Where to stay: Braemar Lodge is by far the best hotel in the area, with cosy bedrooms with touches of tartan and a well-stocked bar. For a full Scottish castle experience book into Dalmunzie Castle Hotel, and budget hikers should try the glamping cabins at Howe of Torbeg

Pembrokeshire Coast Path

Best hike in the UK for: a picnic on the beach

pembrokeshire coastal path© Photo: Getty Images

This 186-mile, craggy, dramatic part of the Welsh coastline is a walker’s paradise. Endless sea views, stunning cliffs and azure waters lapping soft, sandy beaches – on a sunny day, you’d be forgiven for thinking you were somewhere more tropical. We love the stretch between Saundersfoot and Tenby, where a string of Blue Flag beaches fringe the coastline and the jaunty colourful houses of Tenby are a cheering sight to end on. Countryfile has a great 7.5-mile circular version.

Where to stay: For total luxury and somewhere to spoil yourself post-walk, St Brides Spa Hotel in Saundersfoot is the place to stay.
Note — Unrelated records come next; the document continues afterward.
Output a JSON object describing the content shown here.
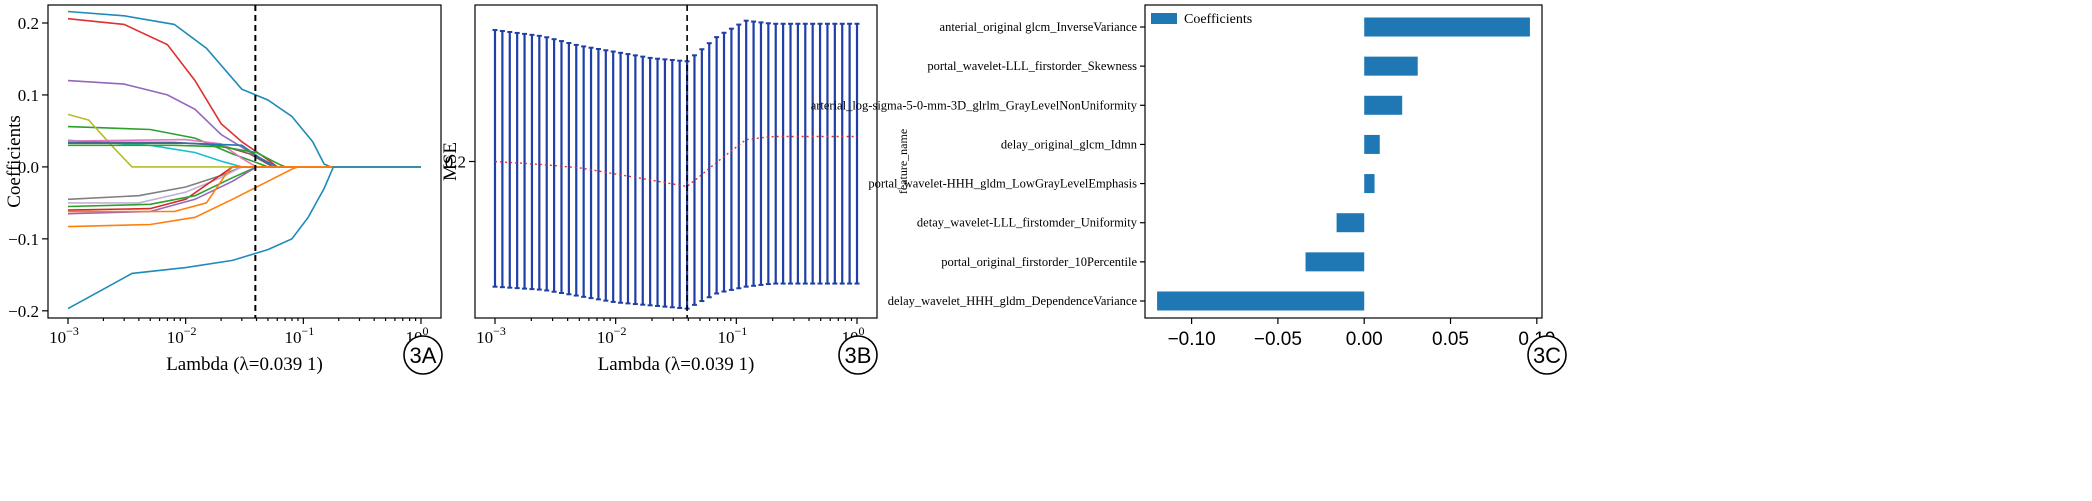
{
  "chart_data": [
    {
      "panel": "3A",
      "type": "line",
      "xscale": "log",
      "xlabel": "Lambda (λ=0.039 1)",
      "ylabel": "Coefficients",
      "xlim": [
        0.001,
        1
      ],
      "ylim": [
        -0.21,
        0.225
      ],
      "xticks": [
        {
          "value": 0.001,
          "base": "10",
          "exp": "−3"
        },
        {
          "value": 0.01,
          "base": "10",
          "exp": "−2"
        },
        {
          "value": 0.1,
          "base": "10",
          "exp": "−1"
        },
        {
          "value": 1,
          "base": "10",
          "exp": "0"
        }
      ],
      "yticks": [
        {
          "value": 0.2,
          "label": "0.2"
        },
        {
          "value": 0.1,
          "label": "0.1"
        },
        {
          "value": 0.0,
          "label": "0.0"
        },
        {
          "value": -0.1,
          "label": "−0.1"
        },
        {
          "value": -0.2,
          "label": "−0.2"
        }
      ],
      "vline": 0.0391,
      "series": [
        {
          "color": "#1f8bb8",
          "points": [
            [
              0.001,
              0.216
            ],
            [
              0.003,
              0.21
            ],
            [
              0.008,
              0.198
            ],
            [
              0.015,
              0.165
            ],
            [
              0.03,
              0.108
            ],
            [
              0.05,
              0.093
            ],
            [
              0.08,
              0.07
            ],
            [
              0.12,
              0.035
            ],
            [
              0.15,
              0.004
            ],
            [
              0.17,
              0
            ],
            [
              1,
              0
            ]
          ]
        },
        {
          "color": "#e03131",
          "points": [
            [
              0.001,
              0.206
            ],
            [
              0.003,
              0.198
            ],
            [
              0.007,
              0.17
            ],
            [
              0.012,
              0.12
            ],
            [
              0.02,
              0.06
            ],
            [
              0.03,
              0.035
            ],
            [
              0.05,
              0.01
            ],
            [
              0.06,
              0
            ],
            [
              1,
              0
            ]
          ]
        },
        {
          "color": "#9467bd",
          "points": [
            [
              0.001,
              0.12
            ],
            [
              0.003,
              0.115
            ],
            [
              0.007,
              0.1
            ],
            [
              0.012,
              0.08
            ],
            [
              0.02,
              0.045
            ],
            [
              0.04,
              0.015
            ],
            [
              0.06,
              0
            ],
            [
              1,
              0
            ]
          ]
        },
        {
          "color": "#2ca02c",
          "points": [
            [
              0.001,
              0.056
            ],
            [
              0.005,
              0.052
            ],
            [
              0.012,
              0.04
            ],
            [
              0.025,
              0.018
            ],
            [
              0.04,
              0.006
            ],
            [
              0.05,
              0
            ],
            [
              1,
              0
            ]
          ]
        },
        {
          "color": "#b5bd2a",
          "points": [
            [
              0.001,
              0.073
            ],
            [
              0.0015,
              0.065
            ],
            [
              0.0025,
              0.025
            ],
            [
              0.0035,
              0
            ],
            [
              1,
              0
            ]
          ]
        },
        {
          "color": "#17becf",
          "points": [
            [
              0.001,
              0.037
            ],
            [
              0.005,
              0.03
            ],
            [
              0.012,
              0.02
            ],
            [
              0.02,
              0.008
            ],
            [
              0.03,
              0
            ],
            [
              1,
              0
            ]
          ]
        },
        {
          "color": "#8c564b",
          "points": [
            [
              0.001,
              0.034
            ],
            [
              0.008,
              0.034
            ],
            [
              0.02,
              0.03
            ],
            [
              0.035,
              0.018
            ],
            [
              0.05,
              0.004
            ],
            [
              0.055,
              0
            ],
            [
              1,
              0
            ]
          ]
        },
        {
          "color": "#e377c2",
          "points": [
            [
              0.001,
              0.036
            ],
            [
              0.01,
              0.038
            ],
            [
              0.02,
              0.032
            ],
            [
              0.03,
              0.012
            ],
            [
              0.04,
              0
            ],
            [
              1,
              0
            ]
          ]
        },
        {
          "color": "#1f77b4",
          "points": [
            [
              0.001,
              0.033
            ],
            [
              0.01,
              0.033
            ],
            [
              0.03,
              0.03
            ],
            [
              0.045,
              0.01
            ],
            [
              0.06,
              0
            ],
            [
              1,
              0
            ]
          ]
        },
        {
          "color": "#2ca02c",
          "points": [
            [
              0.001,
              0.03
            ],
            [
              0.008,
              0.03
            ],
            [
              0.02,
              0.028
            ],
            [
              0.04,
              0.02
            ],
            [
              0.06,
              0.005
            ],
            [
              0.07,
              0
            ],
            [
              1,
              0
            ]
          ]
        },
        {
          "color": "#7f7f7f",
          "points": [
            [
              0.001,
              -0.045
            ],
            [
              0.004,
              -0.04
            ],
            [
              0.01,
              -0.028
            ],
            [
              0.02,
              -0.012
            ],
            [
              0.03,
              0
            ],
            [
              1,
              0
            ]
          ]
        },
        {
          "color": "#c5b0d5",
          "points": [
            [
              0.001,
              -0.05
            ],
            [
              0.004,
              -0.05
            ],
            [
              0.01,
              -0.035
            ],
            [
              0.02,
              -0.015
            ],
            [
              0.03,
              0
            ],
            [
              1,
              0
            ]
          ]
        },
        {
          "color": "#d62728",
          "points": [
            [
              0.001,
              -0.06
            ],
            [
              0.005,
              -0.058
            ],
            [
              0.01,
              -0.045
            ],
            [
              0.015,
              -0.025
            ],
            [
              0.025,
              0
            ],
            [
              1,
              0
            ]
          ]
        },
        {
          "color": "#2ca02c",
          "points": [
            [
              0.001,
              -0.055
            ],
            [
              0.005,
              -0.052
            ],
            [
              0.012,
              -0.04
            ],
            [
              0.025,
              -0.015
            ],
            [
              0.04,
              0
            ],
            [
              1,
              0
            ]
          ]
        },
        {
          "color": "#9467bd",
          "points": [
            [
              0.001,
              -0.065
            ],
            [
              0.005,
              -0.062
            ],
            [
              0.012,
              -0.045
            ],
            [
              0.025,
              -0.02
            ],
            [
              0.04,
              0
            ],
            [
              1,
              0
            ]
          ]
        },
        {
          "color": "#ff7f0e",
          "points": [
            [
              0.001,
              -0.062
            ],
            [
              0.008,
              -0.062
            ],
            [
              0.015,
              -0.05
            ],
            [
              0.022,
              -0.01
            ],
            [
              0.025,
              0
            ],
            [
              1,
              0
            ]
          ]
        },
        {
          "color": "#ff7f0e",
          "points": [
            [
              0.001,
              -0.083
            ],
            [
              0.005,
              -0.08
            ],
            [
              0.012,
              -0.07
            ],
            [
              0.025,
              -0.045
            ],
            [
              0.05,
              -0.02
            ],
            [
              0.08,
              -0.003
            ],
            [
              0.09,
              0
            ],
            [
              1,
              0
            ]
          ]
        },
        {
          "color": "#1f8bb8",
          "points": [
            [
              0.001,
              -0.197
            ],
            [
              0.002,
              -0.17
            ],
            [
              0.0035,
              -0.148
            ],
            [
              0.01,
              -0.14
            ],
            [
              0.025,
              -0.13
            ],
            [
              0.05,
              -0.115
            ],
            [
              0.08,
              -0.1
            ],
            [
              0.11,
              -0.07
            ],
            [
              0.15,
              -0.03
            ],
            [
              0.18,
              0
            ],
            [
              1,
              0
            ]
          ]
        }
      ]
    },
    {
      "panel": "3B",
      "type": "errorbar",
      "xscale": "log",
      "xlabel": "Lambda (λ=0.039 1)",
      "ylabel": "MSE",
      "xlim": [
        0.001,
        1
      ],
      "ylim": [
        0.15,
        0.25
      ],
      "xticks": [
        {
          "value": 0.001,
          "base": "10",
          "exp": "−3"
        },
        {
          "value": 0.01,
          "base": "10",
          "exp": "−2"
        },
        {
          "value": 0.1,
          "base": "10",
          "exp": "−1"
        },
        {
          "value": 1,
          "base": "10",
          "exp": "0"
        }
      ],
      "yticks": [
        {
          "value": 0.2,
          "label": "0.2"
        }
      ],
      "vline": 0.0391,
      "mean_color": "#e03131",
      "bar_color": "#1f3fa6",
      "points": [
        {
          "lam": 0.001,
          "mean": 0.2,
          "low": 0.16,
          "high": 0.242
        },
        {
          "lam": 0.0025,
          "mean": 0.199,
          "low": 0.159,
          "high": 0.24
        },
        {
          "lam": 0.005,
          "mean": 0.198,
          "low": 0.157,
          "high": 0.237
        },
        {
          "lam": 0.01,
          "mean": 0.196,
          "low": 0.155,
          "high": 0.235
        },
        {
          "lam": 0.02,
          "mean": 0.194,
          "low": 0.154,
          "high": 0.233
        },
        {
          "lam": 0.0391,
          "mean": 0.192,
          "low": 0.153,
          "high": 0.232
        },
        {
          "lam": 0.07,
          "mean": 0.2,
          "low": 0.158,
          "high": 0.24
        },
        {
          "lam": 0.12,
          "mean": 0.207,
          "low": 0.16,
          "high": 0.245
        },
        {
          "lam": 0.2,
          "mean": 0.208,
          "low": 0.161,
          "high": 0.244
        },
        {
          "lam": 0.5,
          "mean": 0.208,
          "low": 0.161,
          "high": 0.244
        },
        {
          "lam": 1,
          "mean": 0.208,
          "low": 0.161,
          "high": 0.244
        }
      ]
    },
    {
      "panel": "3C",
      "type": "bar",
      "orientation": "horizontal",
      "ylabel": "feature_name",
      "xlim": [
        -0.127,
        0.103
      ],
      "xticks": [
        {
          "value": -0.1,
          "label": "−0.10"
        },
        {
          "value": -0.05,
          "label": "−0.05"
        },
        {
          "value": 0.0,
          "label": "0.00"
        },
        {
          "value": 0.05,
          "label": "0.05"
        },
        {
          "value": 0.1,
          "label": "0.10"
        }
      ],
      "legend": "Coefficients",
      "legend_position": "top-left",
      "bar_color": "#1f77b4",
      "categories": [
        "anterial_original glcm_InverseVariance",
        "portal_wavelet-LLL_firstorder_Skewness",
        "arterial_log-sigma-5-0-mm-3D_glrlm_GrayLevelNonUniformity",
        "delay_original_glcm_Idmn",
        "portal_wavelet-HHH_gldm_LowGrayLevelEmphasis",
        "detay_wavelet-LLL_firstomder_Uniformity",
        "portal_original_firstorder_10Percentile",
        "delay_wavelet_HHH_gldm_DependenceVariance"
      ],
      "values": [
        0.096,
        0.031,
        0.022,
        0.009,
        0.006,
        -0.016,
        -0.034,
        -0.12
      ]
    }
  ],
  "badges": {
    "a": "3A",
    "b": "3B",
    "c": "3C"
  }
}
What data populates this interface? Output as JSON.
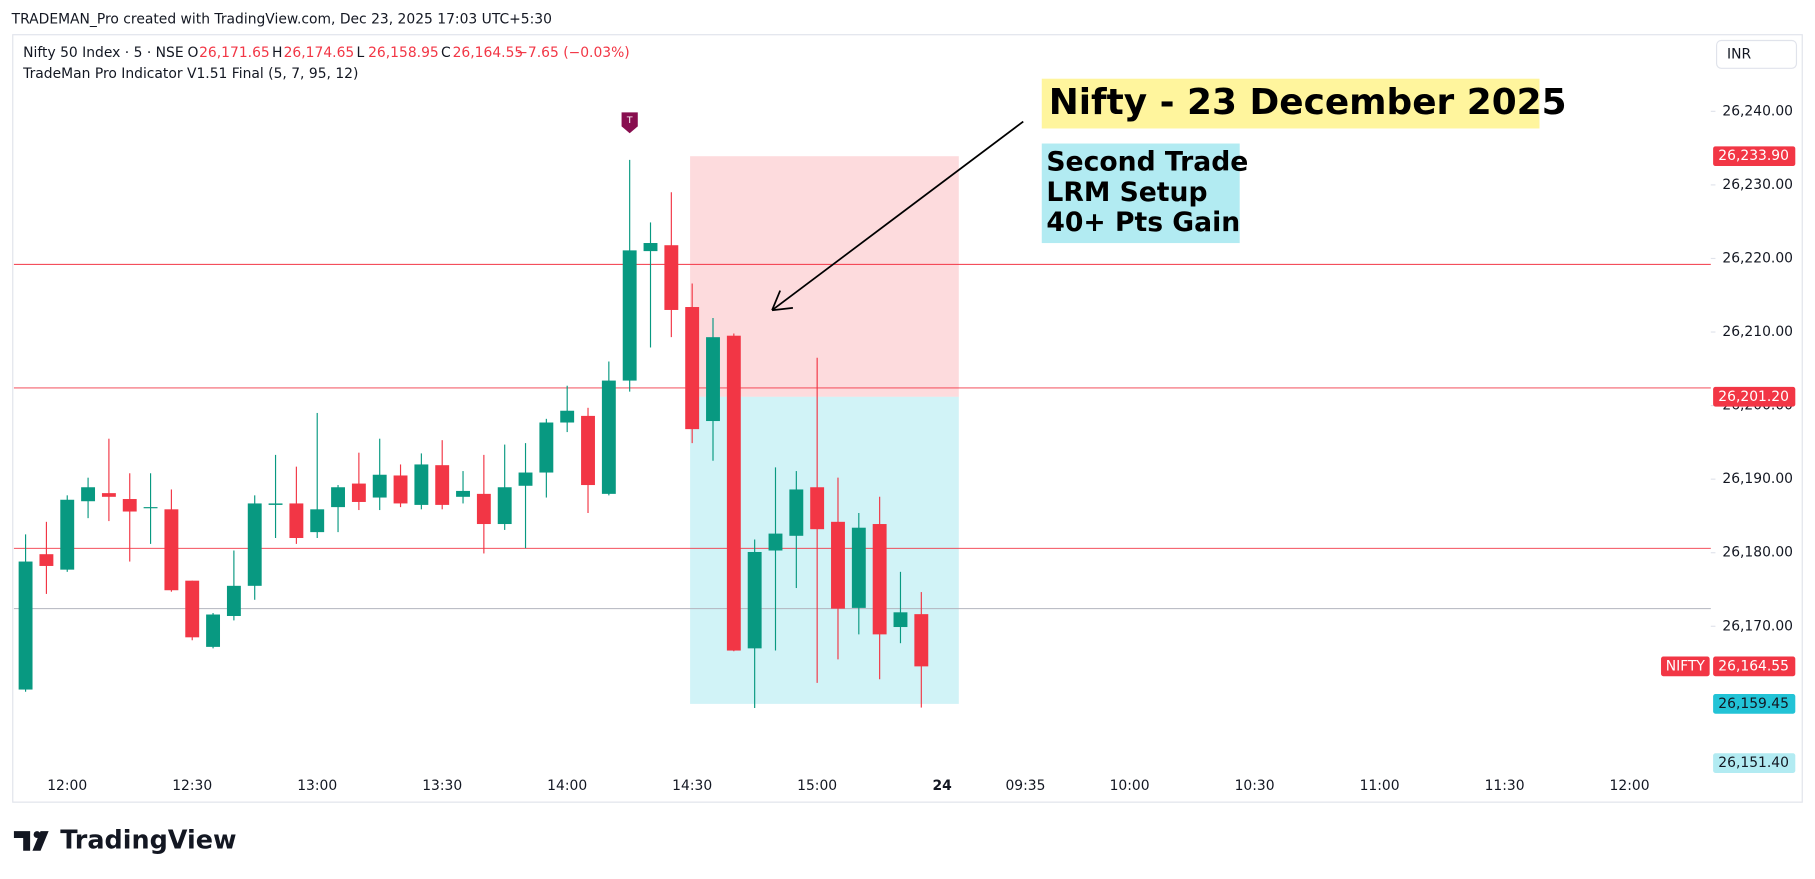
{
  "header": "TRADEMAN_Pro created with TradingView.com, Dec 23, 2025 17:03 UTC+5:30",
  "symbol": "Nifty 50 Index · 5 · NSE",
  "ohlc_legend": [
    {
      "key": "O",
      "value": "26,171.65"
    },
    {
      "key": "H",
      "value": "26,174.65"
    },
    {
      "key": "L",
      "value": "26,158.95"
    },
    {
      "key": "C",
      "value": "26,164.55"
    }
  ],
  "change": "−7.65 (−0.03%)",
  "indicator": "TradeMan Pro Indicator V1.51 Final (5, 7, 95, 12)",
  "currency": "INR",
  "brand": "TradingView",
  "chart_data": {
    "type": "candlestick",
    "up_color": "#089981",
    "down_color": "#f23645",
    "open": [
      26161.4,
      26179.8,
      26177.7,
      26187.0,
      26188.1,
      26187.3,
      26186.1,
      26185.9,
      26176.2,
      26167.2,
      26171.4,
      26175.5,
      26186.5,
      26186.7,
      26182.8,
      26186.2,
      26189.4,
      26187.5,
      26190.5,
      26186.5,
      26191.9,
      26187.6,
      26188.0,
      26183.9,
      26189.1,
      26190.9,
      26197.7,
      26198.6,
      26188.0,
      26203.4,
      26221.0,
      26221.8,
      26213.4,
      26197.9,
      26209.5,
      26167.0,
      26180.3,
      26182.3,
      26188.9,
      26184.2,
      26172.5,
      26183.9,
      26169.9,
      26171.65
    ],
    "high": [
      26182.5,
      26184.2,
      26187.8,
      26190.2,
      26195.5,
      26190.8,
      26190.8,
      26188.6,
      26176.2,
      26171.8,
      26180.3,
      26187.8,
      26193.3,
      26191.7,
      26199.0,
      26189.2,
      26193.6,
      26195.5,
      26192.0,
      26193.5,
      26195.3,
      26191.1,
      26193.3,
      26194.7,
      26194.9,
      26198.2,
      26202.7,
      26199.7,
      26206.0,
      26233.4,
      26224.9,
      26229.0,
      26216.6,
      26211.9,
      26209.8,
      26181.8,
      26191.6,
      26191.1,
      26206.5,
      26190.2,
      26185.4,
      26187.6,
      26177.4,
      26174.65
    ],
    "low": [
      26161.1,
      26174.4,
      26177.4,
      26184.7,
      26184.3,
      26178.8,
      26181.2,
      26174.7,
      26168.1,
      26167.0,
      26170.8,
      26173.6,
      26182.0,
      26181.2,
      26182.0,
      26182.8,
      26185.8,
      26185.8,
      26186.2,
      26185.9,
      26185.9,
      26186.7,
      26179.9,
      26183.1,
      26180.6,
      26187.5,
      26196.4,
      26185.4,
      26187.8,
      26201.9,
      26207.9,
      26209.3,
      26194.9,
      26192.5,
      26166.6,
      26158.9,
      26166.7,
      26175.2,
      26162.3,
      26165.5,
      26168.9,
      26162.8,
      26167.7,
      26158.95
    ],
    "close": [
      26178.8,
      26178.2,
      26187.2,
      26188.9,
      26187.6,
      26185.6,
      26186.2,
      26174.9,
      26168.5,
      26171.6,
      26175.5,
      26186.7,
      26186.7,
      26182.0,
      26185.9,
      26188.9,
      26186.9,
      26190.6,
      26186.7,
      26192.0,
      26186.5,
      26188.4,
      26183.9,
      26188.9,
      26190.9,
      26197.7,
      26199.3,
      26189.2,
      26203.4,
      26221.1,
      26222.1,
      26213.0,
      26196.8,
      26209.3,
      26166.7,
      26180.1,
      26182.6,
      26188.6,
      26183.2,
      26172.4,
      26183.4,
      26168.9,
      26171.9,
      26164.55
    ],
    "xlim": [
      -0.56,
      80.9
    ],
    "xticks": [
      {
        "value": 2,
        "label": "12:00"
      },
      {
        "value": 8,
        "label": "12:30"
      },
      {
        "value": 14,
        "label": "13:00"
      },
      {
        "value": 20,
        "label": "13:30"
      },
      {
        "value": 26,
        "label": "14:00"
      },
      {
        "value": 32,
        "label": "14:30"
      },
      {
        "value": 38,
        "label": "15:00"
      },
      {
        "value": 44,
        "label": "24"
      },
      {
        "value": 48,
        "label": "09:35"
      },
      {
        "value": 53,
        "label": "10:00"
      },
      {
        "value": 59,
        "label": "10:30"
      },
      {
        "value": 65,
        "label": "11:00"
      },
      {
        "value": 71,
        "label": "11:30"
      },
      {
        "value": 77,
        "label": "12:00"
      }
    ],
    "ylim": [
      26150.5,
      26250.1
    ],
    "yticks": [
      {
        "value": 26170,
        "label": "26,170.00"
      },
      {
        "value": 26180,
        "label": "26,180.00"
      },
      {
        "value": 26190,
        "label": "26,190.00"
      },
      {
        "value": 26200,
        "label": "26,200.00"
      },
      {
        "value": 26210,
        "label": "26,210.00"
      },
      {
        "value": 26220,
        "label": "26,220.00"
      },
      {
        "value": 26230,
        "label": "26,230.00"
      },
      {
        "value": 26240,
        "label": "26,240.00"
      }
    ],
    "levels": [
      {
        "value": 26219.2,
        "color": "#f23645"
      },
      {
        "value": 26202.4,
        "color": "#f23645"
      },
      {
        "value": 26180.6,
        "color": "#f23645"
      },
      {
        "value": 26172.4,
        "color": "#b2b5be"
      }
    ],
    "position": {
      "start": 31.9,
      "end": 44.8,
      "stop": 26233.9,
      "stop_label": "26,233.90",
      "entry": 26201.2,
      "entry_label": "26,201.20",
      "target": 26159.45,
      "target_label": "26,159.45"
    },
    "last": {
      "name": "NIFTY",
      "value": 26164.55,
      "label": "26,164.55"
    },
    "extra_price": {
      "value": 26151.4,
      "label": "26,151.40"
    },
    "signal": {
      "index": 29,
      "label": "T"
    },
    "title": "Nifty - 23 December 2025",
    "note": [
      "Second Trade",
      "LRM Setup",
      "40+ Pts Gain"
    ]
  }
}
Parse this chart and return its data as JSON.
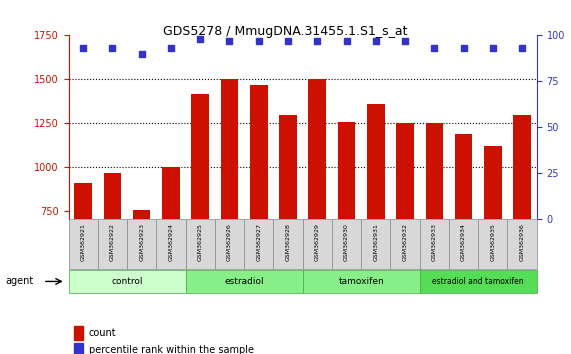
{
  "title": "GDS5278 / MmugDNA.31455.1.S1_s_at",
  "samples": [
    "GSM362921",
    "GSM362922",
    "GSM362923",
    "GSM362924",
    "GSM362925",
    "GSM362926",
    "GSM362927",
    "GSM362928",
    "GSM362929",
    "GSM362930",
    "GSM362931",
    "GSM362932",
    "GSM362933",
    "GSM362934",
    "GSM362935",
    "GSM362936"
  ],
  "counts": [
    910,
    965,
    755,
    1000,
    1415,
    1500,
    1465,
    1295,
    1500,
    1255,
    1360,
    1250,
    1250,
    1185,
    1120,
    1295
  ],
  "percentile_ranks": [
    93,
    93,
    90,
    93,
    98,
    97,
    97,
    97,
    97,
    97,
    97,
    97,
    93,
    93,
    93,
    93
  ],
  "bar_color": "#cc1100",
  "dot_color": "#3333cc",
  "ylim_left": [
    700,
    1750
  ],
  "ylim_right": [
    0,
    100
  ],
  "yticks_left": [
    750,
    1000,
    1250,
    1500,
    1750
  ],
  "yticks_right": [
    0,
    25,
    50,
    75,
    100
  ],
  "groups": [
    {
      "label": "control",
      "start": 0,
      "end": 4,
      "color": "#ccffcc"
    },
    {
      "label": "estradiol",
      "start": 4,
      "end": 8,
      "color": "#88ee88"
    },
    {
      "label": "tamoxifen",
      "start": 8,
      "end": 12,
      "color": "#88ee88"
    },
    {
      "label": "estradiol and tamoxifen",
      "start": 12,
      "end": 16,
      "color": "#55dd55"
    }
  ],
  "legend_count_label": "count",
  "legend_pct_label": "percentile rank within the sample",
  "agent_label": "agent",
  "background_color": "#ffffff",
  "plot_bg_color": "#ffffff",
  "grid_color": "#000000"
}
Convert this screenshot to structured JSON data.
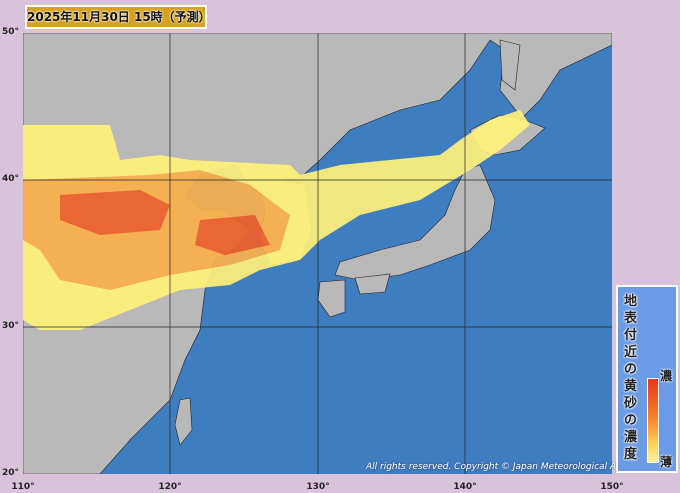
{
  "title": "2025年11月30日 15時（予測）",
  "map": {
    "lat_labels": [
      "50°",
      "40°",
      "30°",
      "20°"
    ],
    "lon_labels": [
      "110°",
      "120°",
      "130°",
      "140°",
      "150°"
    ],
    "colors": {
      "ocean": "#3f7dc1",
      "land": "#b9b9b9",
      "background": "#d9c3da"
    }
  },
  "legend": {
    "title": "地表付近の黄砂の濃度",
    "high_label": "濃",
    "low_label": "薄"
  },
  "copyright": "All rights reserved. Copyright © Japan Meteorological Agency"
}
Heywood Spa Hotel is a great mid-range option, and Coach Guest House in Tenby is a reliable budget hotel.

The Causeway Coast, Northern Ireland

Best hike in the UK for: natural wonder

giants causeway coast© Photo: Getty Images

If you’ve ever wanted to see the Giant’s Causeway, there may be no better way than on a lovely coastal hike from nearby Portballintrae. A 5.5-mile route takes you along the coast and towards the National Trust-run Causeway site, where 40,000 basalt columns strike up out of the Atlantic ocean to create an otherworldly view. Alltrails has the route mapped here.

Where to stay: The Bushmills Inn Hotel is by far the best retreat in the area, with an exceptional restaurant and its own cinema for rainy day entertainment. The Bayview Hotel is simple but has lovely views over the ocean, and further inland is Lisnagalt Lodge – a solid budget choice.